Fikih Puasa (10): Amalan Itikaf
Di antara yang disunnahkan di bulan Ramadhan adalah melakukan i’tikaf, yaitu berdiam diri di masjid dengan tujuan supaya bisa berkonsentrasi dalam ibadah. Berikut keterangan Al Qodhi Abu Syuja’ mengenai i’tikaf.
Kata Abu Syuja’ rahimahullah, “I’tikaf itu sunnah yang dianjurkan. Namun disebut i’tikaf jika memenuhi dua syarat yaitu (1) berniat, (2) berdiam di masjid.
Tidak boleh keluar dari i’tikaf yang dinadzarkan kecuali jika ada kebutuhan atau ada udzur semisal haidh atau sakit yang tidak mungkin berdiam di masjid.
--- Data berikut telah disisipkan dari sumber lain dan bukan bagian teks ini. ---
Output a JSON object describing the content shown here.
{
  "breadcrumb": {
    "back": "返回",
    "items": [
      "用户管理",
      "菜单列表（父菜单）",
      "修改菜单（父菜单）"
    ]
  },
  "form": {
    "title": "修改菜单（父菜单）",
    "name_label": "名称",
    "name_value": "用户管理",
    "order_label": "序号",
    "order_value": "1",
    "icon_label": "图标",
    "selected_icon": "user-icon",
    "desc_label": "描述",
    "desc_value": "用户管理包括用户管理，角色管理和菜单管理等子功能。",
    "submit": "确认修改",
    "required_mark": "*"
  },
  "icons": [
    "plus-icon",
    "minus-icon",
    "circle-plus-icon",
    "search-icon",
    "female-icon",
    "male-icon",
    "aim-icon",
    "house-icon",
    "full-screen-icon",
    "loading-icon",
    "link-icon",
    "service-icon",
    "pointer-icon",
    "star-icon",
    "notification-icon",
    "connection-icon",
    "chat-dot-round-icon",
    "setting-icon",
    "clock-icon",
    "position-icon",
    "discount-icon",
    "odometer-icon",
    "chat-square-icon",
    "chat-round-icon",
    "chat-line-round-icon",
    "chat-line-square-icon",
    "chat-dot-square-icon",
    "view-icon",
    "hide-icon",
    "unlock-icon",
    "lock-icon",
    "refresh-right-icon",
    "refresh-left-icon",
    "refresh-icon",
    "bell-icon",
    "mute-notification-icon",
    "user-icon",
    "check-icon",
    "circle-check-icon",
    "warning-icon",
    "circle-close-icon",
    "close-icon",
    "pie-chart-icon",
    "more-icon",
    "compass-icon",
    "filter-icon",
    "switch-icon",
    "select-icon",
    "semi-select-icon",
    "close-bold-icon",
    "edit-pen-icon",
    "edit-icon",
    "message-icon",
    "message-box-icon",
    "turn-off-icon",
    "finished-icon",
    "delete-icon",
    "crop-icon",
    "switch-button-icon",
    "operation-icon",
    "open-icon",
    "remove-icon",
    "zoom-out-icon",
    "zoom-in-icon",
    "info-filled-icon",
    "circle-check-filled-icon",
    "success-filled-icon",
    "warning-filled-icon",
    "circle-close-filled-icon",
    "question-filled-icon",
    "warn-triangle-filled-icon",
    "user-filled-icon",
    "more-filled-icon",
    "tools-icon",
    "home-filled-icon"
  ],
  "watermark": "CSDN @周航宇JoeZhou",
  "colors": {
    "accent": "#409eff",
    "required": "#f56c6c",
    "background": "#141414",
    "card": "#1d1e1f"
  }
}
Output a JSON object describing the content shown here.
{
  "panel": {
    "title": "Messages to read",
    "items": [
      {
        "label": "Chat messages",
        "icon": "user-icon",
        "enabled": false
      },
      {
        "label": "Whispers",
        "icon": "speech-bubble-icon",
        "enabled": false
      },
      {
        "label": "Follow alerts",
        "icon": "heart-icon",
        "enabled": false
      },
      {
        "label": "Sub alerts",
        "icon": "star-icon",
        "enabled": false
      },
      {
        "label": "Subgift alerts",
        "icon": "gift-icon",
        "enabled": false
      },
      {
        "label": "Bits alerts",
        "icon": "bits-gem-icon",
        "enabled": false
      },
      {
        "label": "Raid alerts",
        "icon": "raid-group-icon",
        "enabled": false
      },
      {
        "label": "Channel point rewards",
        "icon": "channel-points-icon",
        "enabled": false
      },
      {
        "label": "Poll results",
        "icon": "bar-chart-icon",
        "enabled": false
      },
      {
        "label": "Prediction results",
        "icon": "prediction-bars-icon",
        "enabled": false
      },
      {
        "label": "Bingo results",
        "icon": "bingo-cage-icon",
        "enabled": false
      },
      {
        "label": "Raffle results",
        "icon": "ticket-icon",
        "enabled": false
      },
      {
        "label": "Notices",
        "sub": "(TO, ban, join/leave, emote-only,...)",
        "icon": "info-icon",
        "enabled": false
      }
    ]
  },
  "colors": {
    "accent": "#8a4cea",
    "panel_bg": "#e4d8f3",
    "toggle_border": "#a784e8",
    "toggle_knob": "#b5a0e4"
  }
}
I’tikaf itu batal dengan berhubungan intim (bersenggama).”
Pengertian I’tikaf
I’tikaf berarti tetap atau menetap pada suatu tempat. Sedangkan secara istilah berarti berdiam di masjid yang dilakukan oleh orang tertentu dengan niat khusus. (Lihat Al Iqna’, 1: 424).
Hukum I’tikaf
Hukum i’tikaf adalah sunnah muakkad dan dianjurkan dilakukan di setiap waktu di Ramadhan atau selain Ramadhan. Namun di sepuluh hari terakhir dari bulan Ramadhan lebih utama dari hari lainnya karena dicarinya lailatul qadar pada malam tersebut. Lailatul qadar hendaklah dihidupkan dengan shalat, membaca Al Qur’an, dan memperbanyak do’a karena malam tersebut adalah malam yang utama dalam setahun. Allah Ta’ala berfirman,
لَيْلَةُ الْقَدْرِ خَيْرٌ مِنْ أَلْفِ شَهْرٍ
“Malam kemuliaan itu lebih baik dari seribu bulan. ” (QS. Al Qadar: 3).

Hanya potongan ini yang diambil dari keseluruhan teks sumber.